Discover request units


With Azure Cosmos DB, you pay for the throughput you provision and the storage you consume on an hourly basis. Throughput must be provisioned to ensure that sufficient system resources are available for your Azure Cosmos database always.

The cost of all database operations is normalized by Azure Cosmos DB and is expressed by request units (or RUs, for short). A request unit represents the system resources such as CPU, IOPS, and memory that are required to perform the database operations supported by Azure Cosmos DB.

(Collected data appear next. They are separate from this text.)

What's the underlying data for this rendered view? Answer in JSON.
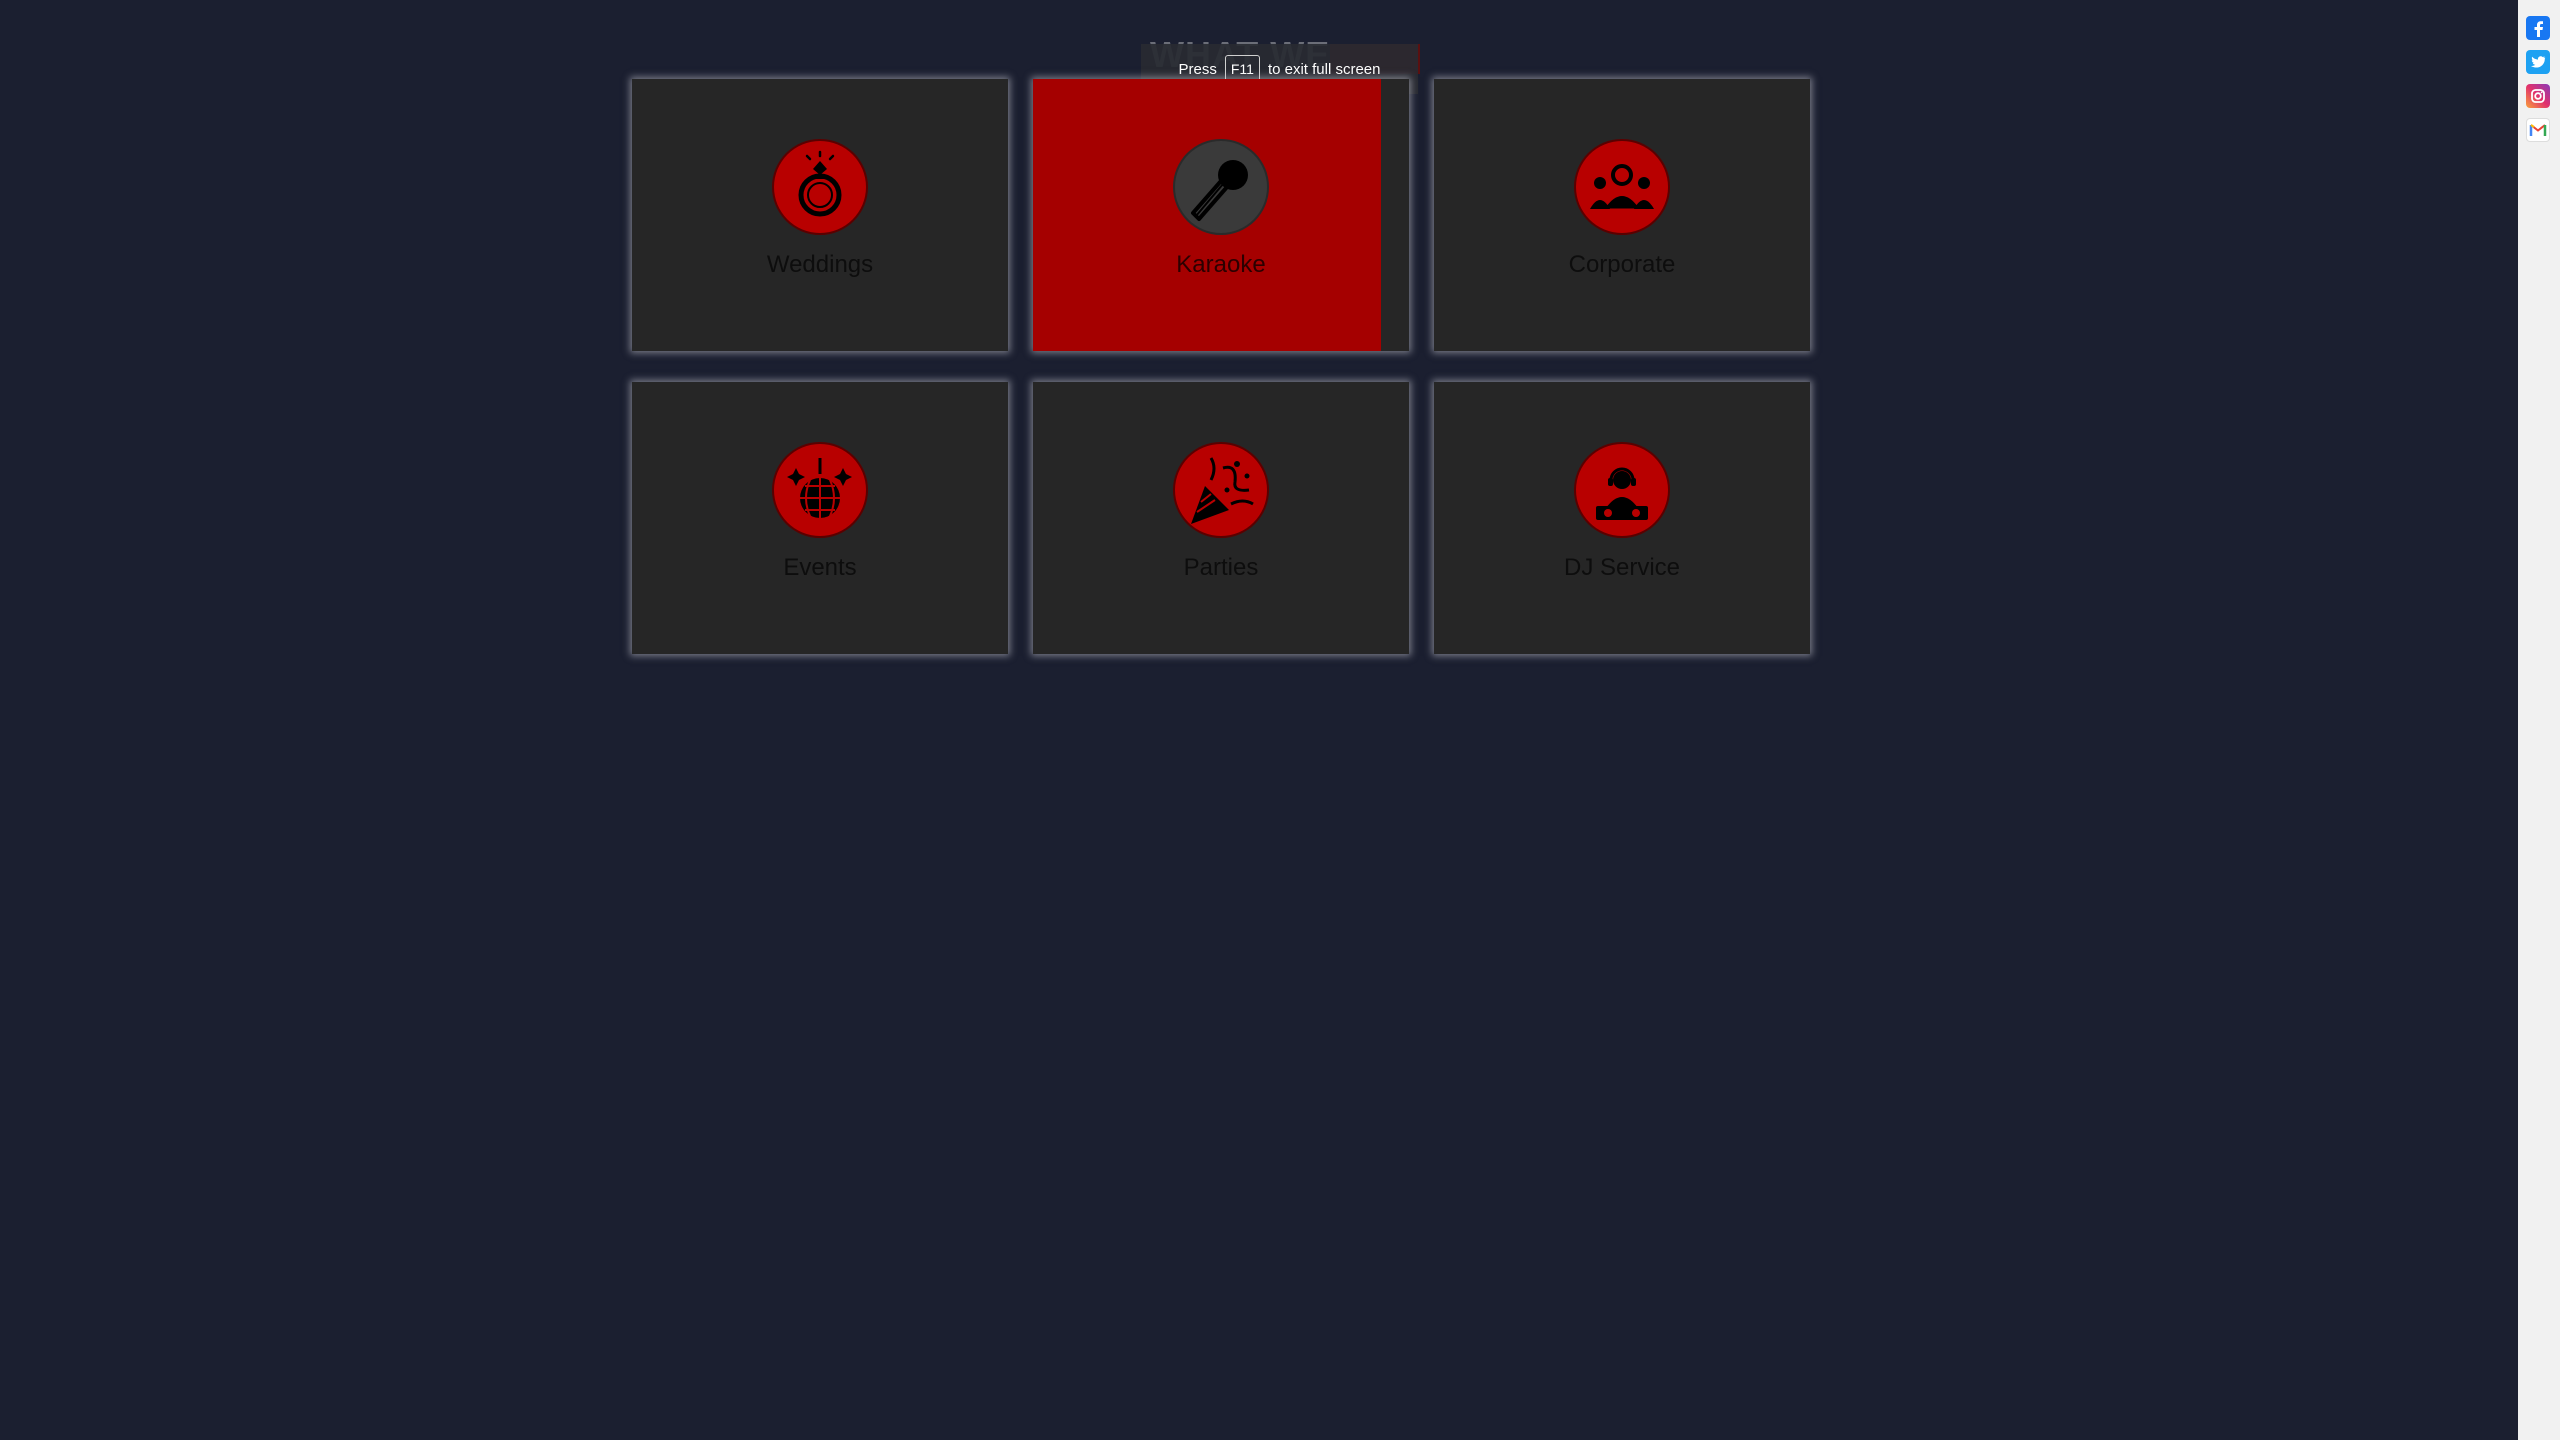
{
  "section": {
    "heading": "WHAT WE"
  },
  "fullscreen_toast": {
    "prefix": "Press",
    "key": "F11",
    "suffix": "to exit full screen"
  },
  "services": [
    {
      "label": "Weddings",
      "icon": "ring-icon"
    },
    {
      "label": "Karaoke",
      "icon": "microphone-icon",
      "state": "hover"
    },
    {
      "label": "Corporate",
      "icon": "people-icon"
    },
    {
      "label": "Events",
      "icon": "disco-ball-icon"
    },
    {
      "label": "Parties",
      "icon": "party-popper-icon"
    },
    {
      "label": "DJ Service",
      "icon": "dj-icon"
    }
  ],
  "social_links": [
    {
      "icon": "facebook-icon"
    },
    {
      "icon": "twitter-icon"
    },
    {
      "icon": "instagram-icon"
    },
    {
      "icon": "gmail-icon"
    }
  ],
  "colors": {
    "background": "#1b1f30",
    "card": "#262626",
    "accent": "#a50000",
    "icon_circle": "#b80000"
  }
}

The cost to do a point read, which is fetching a single item by its ID and partition key value, for a 1-KB item is 1RU. All other database operations are similarly assigned a cost using RUs. No matter which API you use to interact with your Azure Cosmos container, costs are measured by RUs. Whether the database operation is a write, point read, or query, costs are measured in RUs.

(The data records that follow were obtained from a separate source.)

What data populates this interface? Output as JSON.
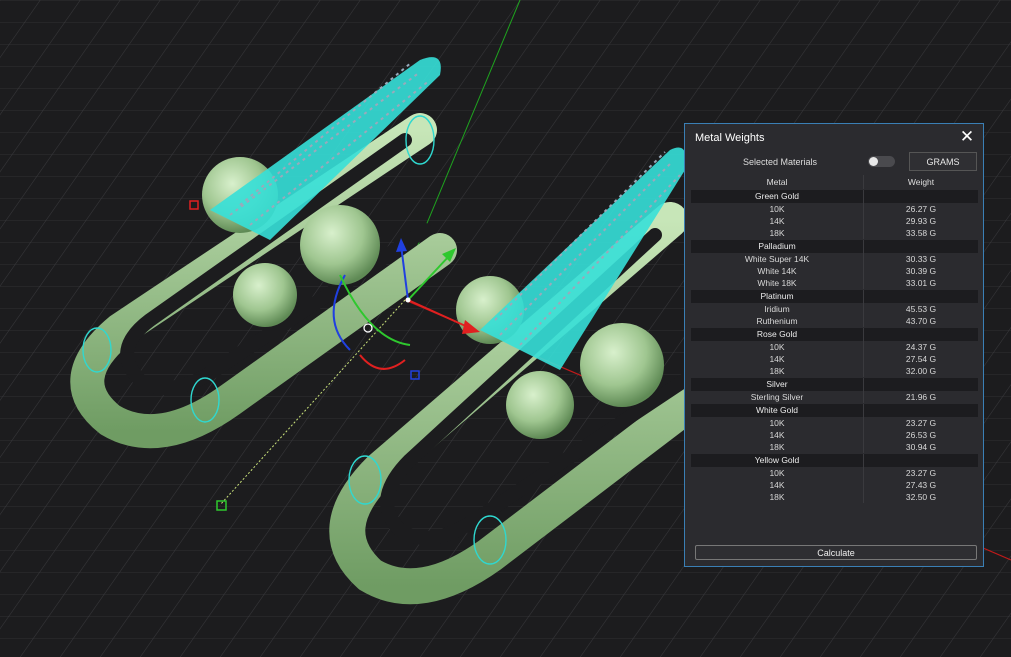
{
  "panel": {
    "title": "Metal Weights",
    "close_icon": "close-icon",
    "selected_materials_label": "Selected Materials",
    "toggle_on": false,
    "units_button": "GRAMS",
    "columns": {
      "metal": "Metal",
      "weight": "Weight"
    },
    "groups": [
      {
        "name": "Green Gold",
        "items": [
          {
            "name": "10K",
            "weight": "26.27 G"
          },
          {
            "name": "14K",
            "weight": "29.93 G"
          },
          {
            "name": "18K",
            "weight": "33.58 G"
          }
        ]
      },
      {
        "name": "Palladium",
        "items": [
          {
            "name": "White Super 14K",
            "weight": "30.33 G"
          },
          {
            "name": "White 14K",
            "weight": "30.39 G"
          },
          {
            "name": "White 18K",
            "weight": "33.01 G"
          }
        ]
      },
      {
        "name": "Platinum",
        "items": [
          {
            "name": "Iridium",
            "weight": "45.53 G"
          },
          {
            "name": "Ruthenium",
            "weight": "43.70 G"
          }
        ]
      },
      {
        "name": "Rose Gold",
        "items": [
          {
            "name": "10K",
            "weight": "24.37 G"
          },
          {
            "name": "14K",
            "weight": "27.54 G"
          },
          {
            "name": "18K",
            "weight": "32.00 G"
          }
        ]
      },
      {
        "name": "Silver",
        "items": [
          {
            "name": "Sterling Silver",
            "weight": "21.96 G"
          }
        ]
      },
      {
        "name": "White Gold",
        "items": [
          {
            "name": "10K",
            "weight": "23.27 G"
          },
          {
            "name": "14K",
            "weight": "26.53 G"
          },
          {
            "name": "18K",
            "weight": "30.94 G"
          }
        ]
      },
      {
        "name": "Yellow Gold",
        "items": [
          {
            "name": "10K",
            "weight": "23.27 G"
          },
          {
            "name": "14K",
            "weight": "27.43 G"
          },
          {
            "name": "18K",
            "weight": "32.50 G"
          }
        ]
      }
    ],
    "calculate_button": "Calculate"
  },
  "viewport": {
    "background": "#1c1c1e",
    "model_color": "#a9cf9b",
    "selection_color": "#36e0d8",
    "axis_colors": {
      "x": "#e02020",
      "y": "#20c020",
      "z": "#2040e0"
    }
  }
}
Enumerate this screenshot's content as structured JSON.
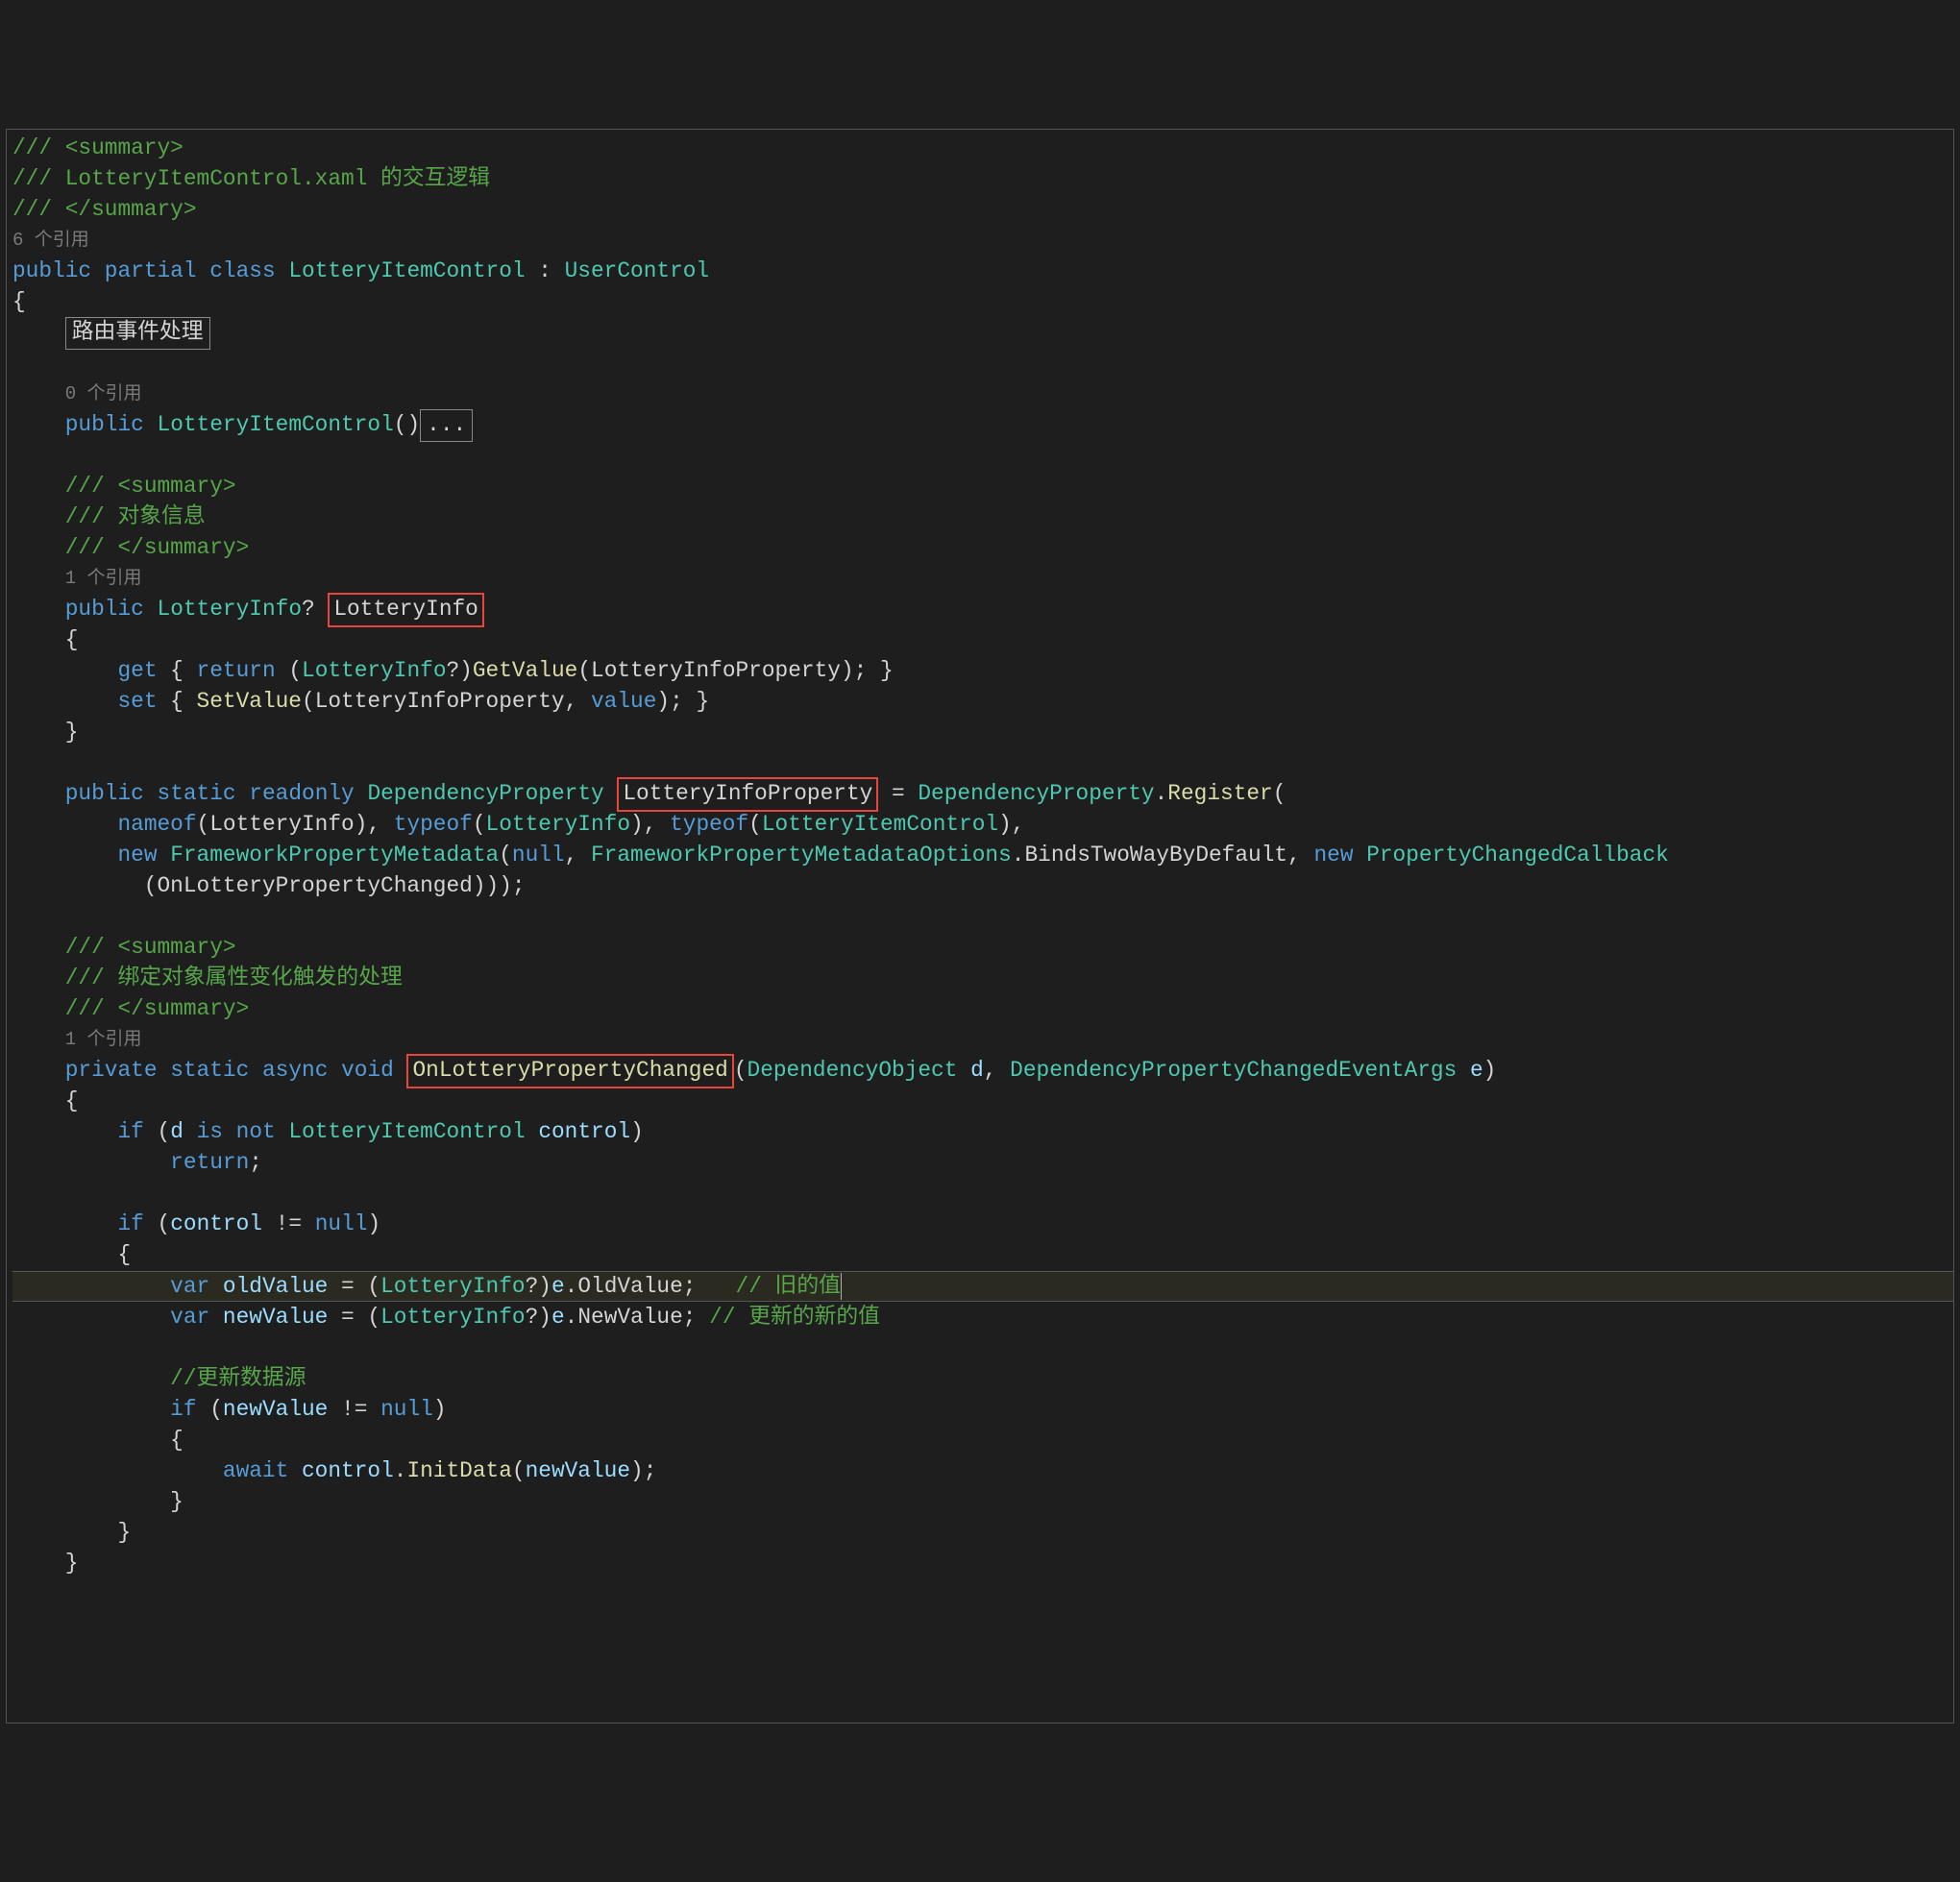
{
  "doc_summary_open": "/// <summary>",
  "doc_summary_close": "/// </summary>",
  "doc_class_desc": "/// LotteryItemControl.xaml 的交互逻辑",
  "ref_6": "6 个引用",
  "ref_0": "0 个引用",
  "ref_1": "1 个引用",
  "kw_public": "public",
  "kw_partial": "partial",
  "kw_class": "class",
  "kw_private": "private",
  "kw_static": "static",
  "kw_readonly": "readonly",
  "kw_async": "async",
  "kw_void": "void",
  "kw_get": "get",
  "kw_set": "set",
  "kw_return": "return",
  "kw_new": "new",
  "kw_null": "null",
  "kw_nameof": "nameof",
  "kw_typeof": "typeof",
  "kw_value": "value",
  "kw_if": "if",
  "kw_is": "is",
  "kw_not": "not",
  "kw_var": "var",
  "kw_await": "await",
  "type_LotteryItemControl": "LotteryItemControl",
  "type_UserControl": "UserControl",
  "type_LotteryInfo": "LotteryInfo",
  "type_DependencyProperty": "DependencyProperty",
  "type_FrameworkPropertyMetadata": "FrameworkPropertyMetadata",
  "type_FrameworkPropertyMetadataOptions": "FrameworkPropertyMetadataOptions",
  "type_PropertyChangedCallback": "PropertyChangedCallback",
  "type_DependencyObject": "DependencyObject",
  "type_DependencyPropertyChangedEventArgs": "DependencyPropertyChangedEventArgs",
  "method_GetValue": "GetValue",
  "method_SetValue": "SetValue",
  "method_Register": "Register",
  "method_OnLotteryPropertyChanged": "OnLotteryPropertyChanged",
  "method_InitData": "InitData",
  "prop_LotteryInfo": "LotteryInfo",
  "prop_LotteryInfoProperty": "LotteryInfoProperty",
  "prop_BindsTwoWayByDefault": "BindsTwoWayByDefault",
  "prop_OldValue": "OldValue",
  "prop_NewValue": "NewValue",
  "param_d": "d",
  "param_e": "e",
  "param_control": "control",
  "param_oldValue": "oldValue",
  "param_newValue": "newValue",
  "region_label": "路由事件处理",
  "collapsed_dots": "...",
  "doc_obj_info": "/// 对象信息",
  "doc_bind_change": "/// 绑定对象属性变化触发的处理",
  "cmt_old": "// 旧的值",
  "cmt_new": "// 更新的新的值",
  "cmt_update": "//更新数据源",
  "boxes": [
    "LotteryInfo",
    "LotteryInfoProperty",
    "OnLotteryPropertyChanged"
  ]
}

The following image shows the high-level idea of RUs:

Image showing how database operations consume request units.

The type of Azure Cosmos DB account you're using determines the way consumed RUs get charged. There are three modes in which you can create an account:

  • Provisioned throughput mode: In this mode, you provision the number of RUs for your application on a per-second basis in increments of 100 RUs per second. To scale the provisioned throughput for your application, you can increase or decrease the number of RUs at any time in increments or decrements of 100 RUs. You can make your changes either programmatically or by using the Azure portal. You can provision throughput at container and database granularity level.

  • Serverless mode: In this mode, you don't have to provision any throughput when creating resources in your Azure Cosmos DB account. At the end of your billing period, you get billed for the number of request units that have been consumed by your database operations.

  • Autoscale mode: In this mode, you can automatically and instantly scale the throughput (RU/s) of your database or container based on its usage. This scaling operation doesn't affect the availability, latency, throughput, or performance of the workload. This mode is well suited for mission-critical workloads that have variable or unpredictable traffic patterns, and require SLAs on high performance and scale.